To carry this scenario to the next level may be troubling, as well. Ask parents more about specific technology used in their children’s classrooms, and you may get responses such as, “Well, they don’t have tablets or other devices, but they can bring in whatever they want. No one does that though. And they can’t type anyway. I learned how to type, but my kids can’t. All they do is point and tap the screen with their pointer fingers. I did hear that there’s a way to write on a screen, and that would be better… I think… if there is a way to do that. But my kids use pen, pencils and lined notebooks to do their work. When they need something typed, I do it, because they know I type fast.”

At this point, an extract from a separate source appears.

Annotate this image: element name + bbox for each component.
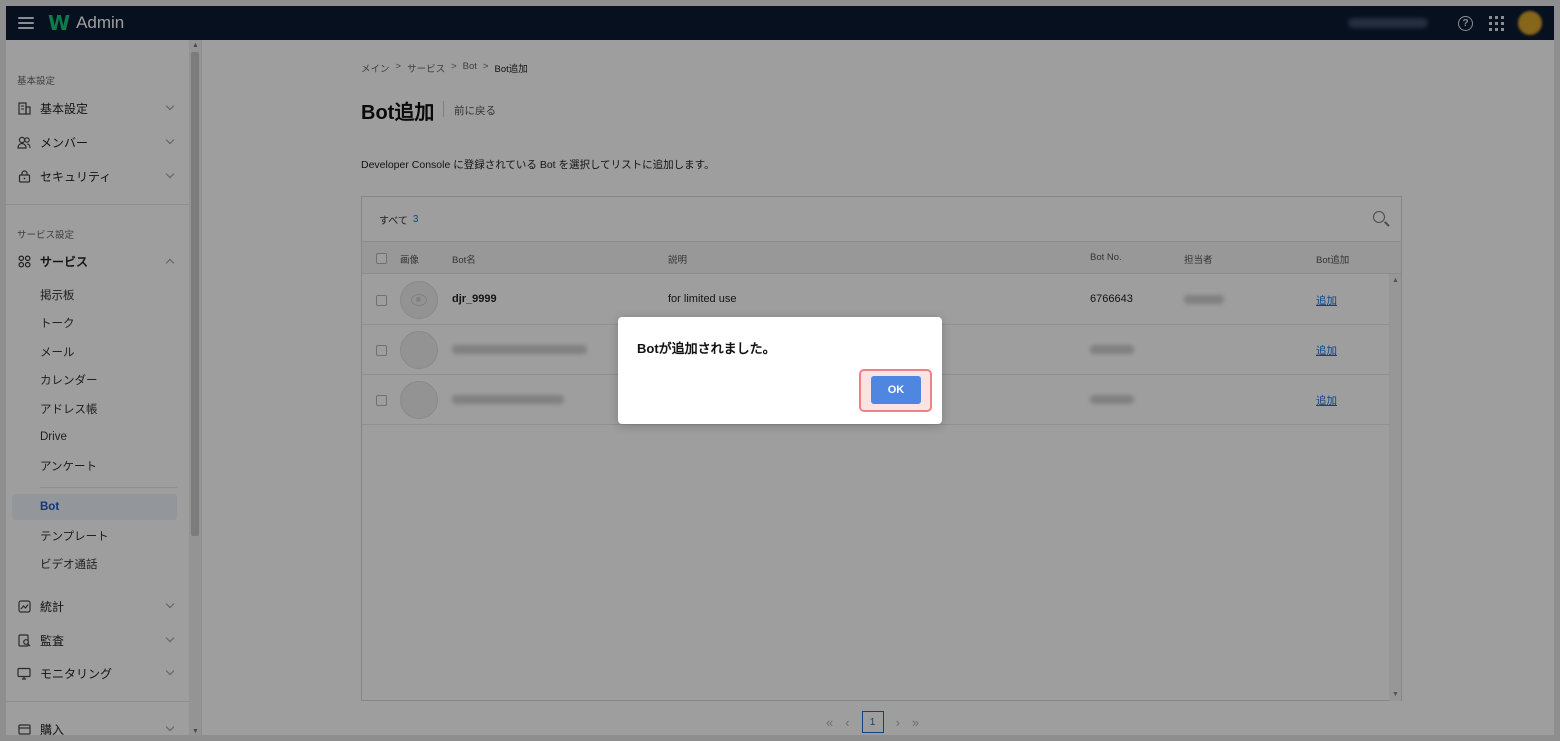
ok-button[interactable]: OK [871,376,921,404]
confirmation-dialog: Botが追加されました。 OK [618,317,942,424]
dialog-message: Botが追加されました。 [637,341,776,356]
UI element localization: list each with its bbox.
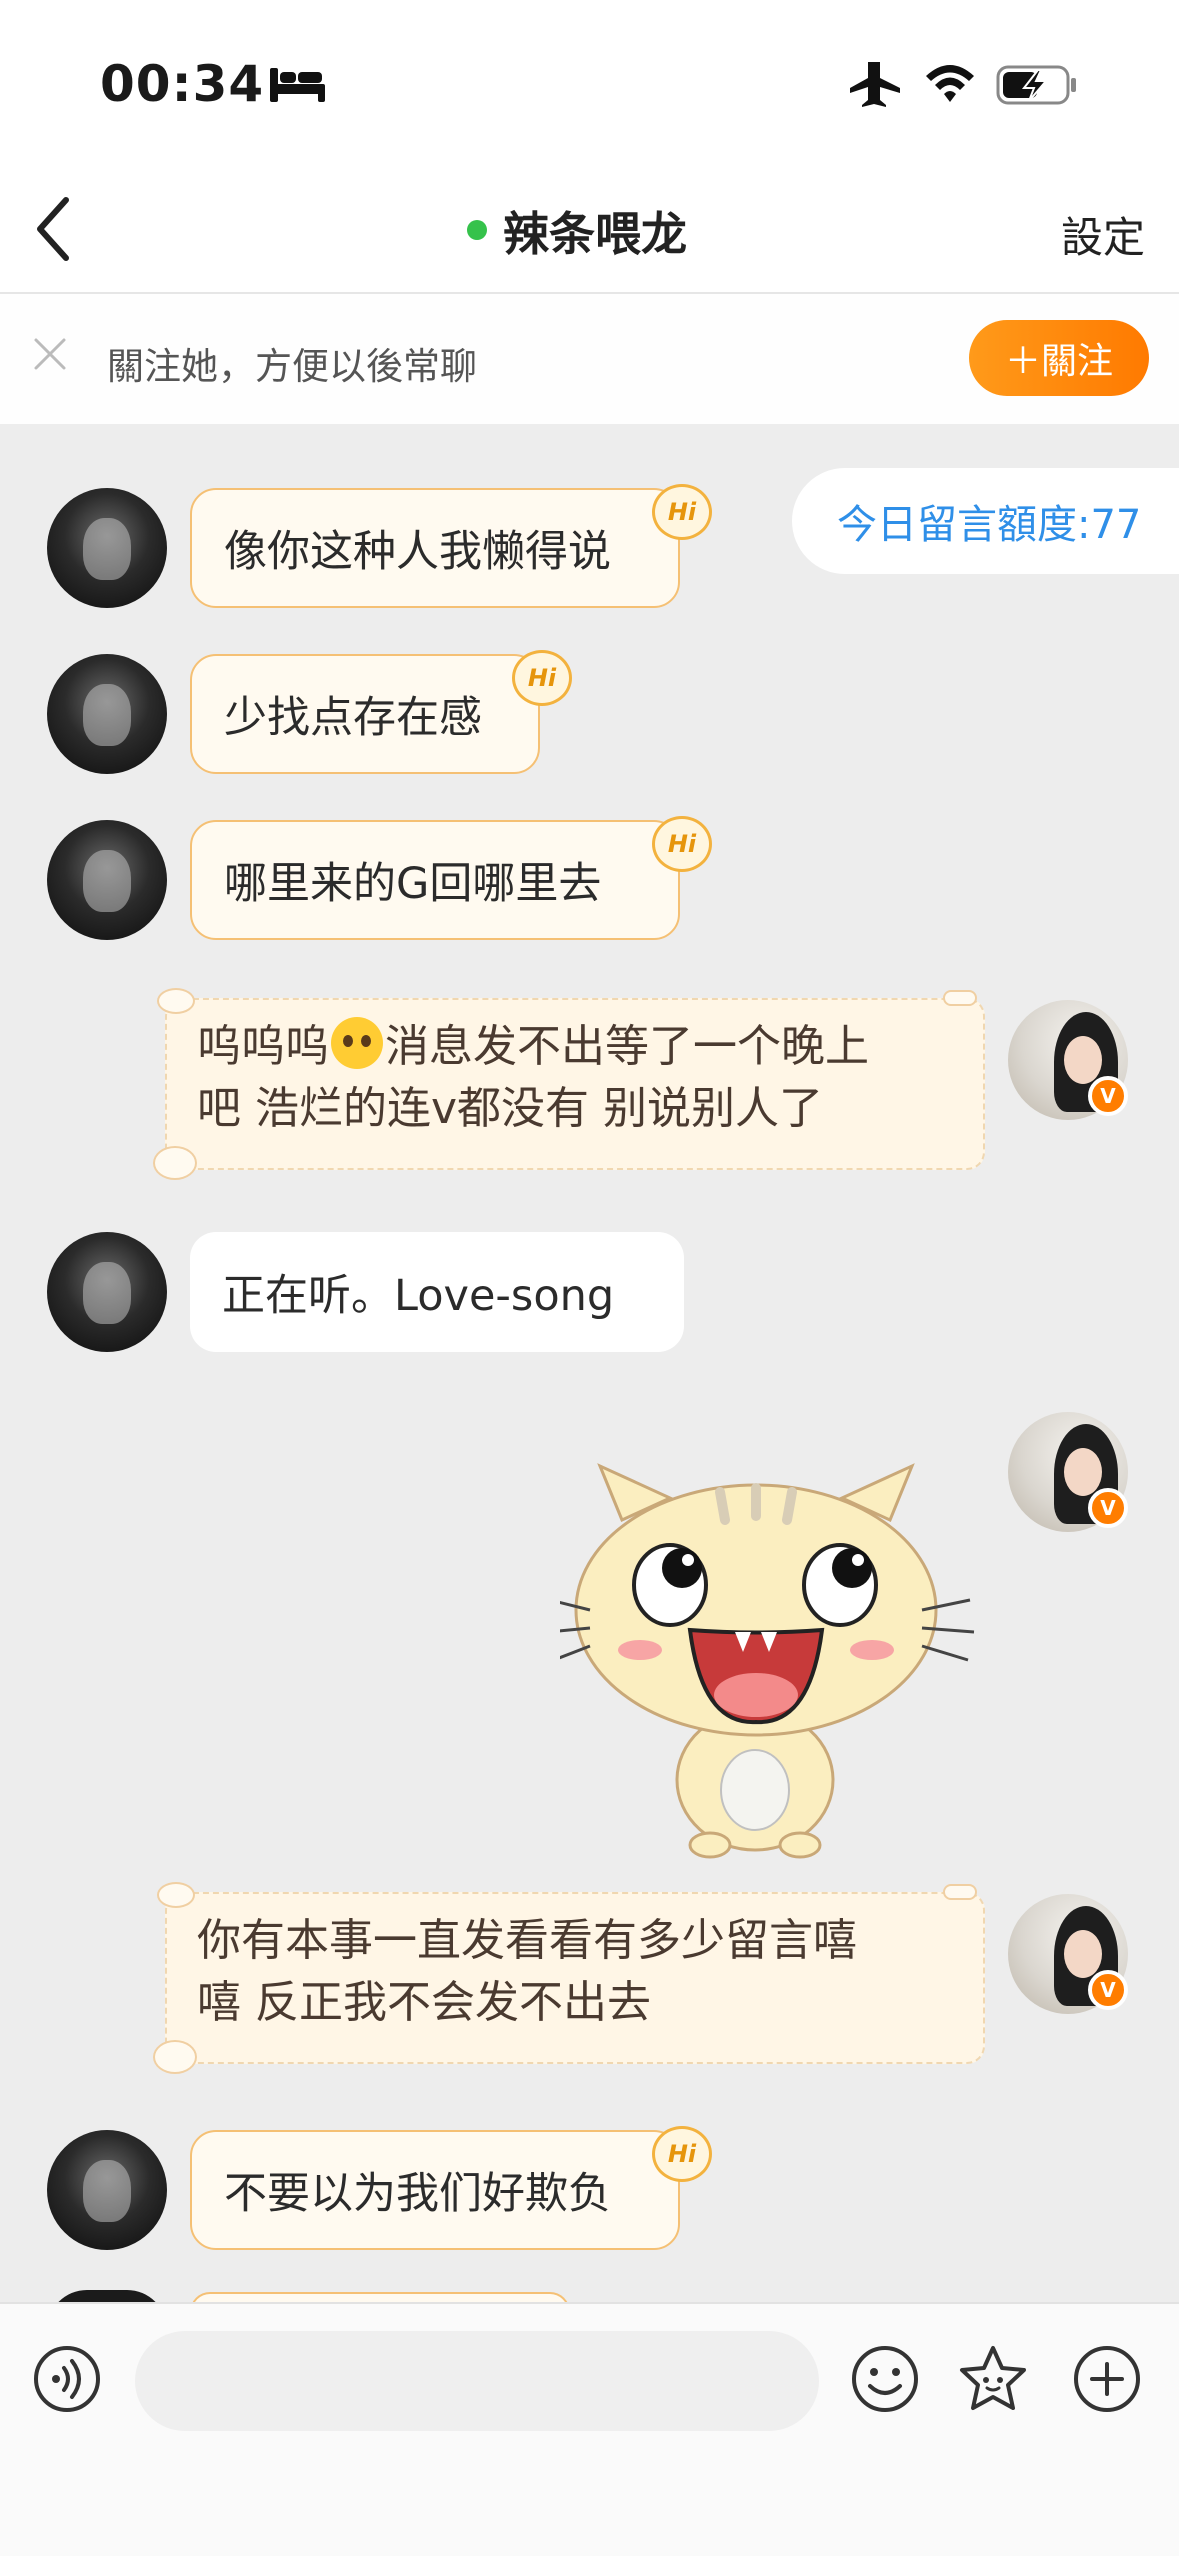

And then there’s the cloud. Students may know about it, and adults with specific needs as well, but parents may only know the option is a possibility when uploading pictures take on a smartphone, or when a computer crashes, and all data and images are lost. At that moment, when the computer expert in the family, or repair center technician says, “Why didn’t you back anything up… to the cloud, online storage place—you know that there’s free space for that, and more space if you need it can be purchased. Sorry, your computer is toast, and all your data is gone. Sorry you didn’t know. No one told you?”
We are certainly in a much better place technologically speaking in schools and in classrooms, and more parents are using smartphones and tablets for communications and amusement, but we are missing an opportunity to educate beyond the small percentage that are native 21st century tool users. Those questions are of a past century and their answers unfortunately are as recent as today. None of it is satisfactory, and none of it is acceptable.
So, how do we instigate change? Well, that’s easy. We need to educate parents in the tools their children should be using today and every day, and not what their parents were comfortable with in their own schooling. Those parent lessons should also teach how they, as parents, can instigate change at the local level—in the use of new teaching and learning tools in schools and classrooms. This problem is universal, and can be seen in the most highly-funded school communities and in the very least.
Those questions, asked of parents, about what their children do in class and the tools they’re using, can be a good barometer for which century their kids are living in at school. It is also an abrupt awakening for us—those who speak, write, and support education change through the use of technology—that there’s a very vocal and intelligent group of under-informed education technology supporters out there, who just need help time-warping into this century for themselves, their children, and education change. We need to inform parents more about what they should know about learning today to help create the appropriately staffed, equipped, active and educationally content-rich environment for our children.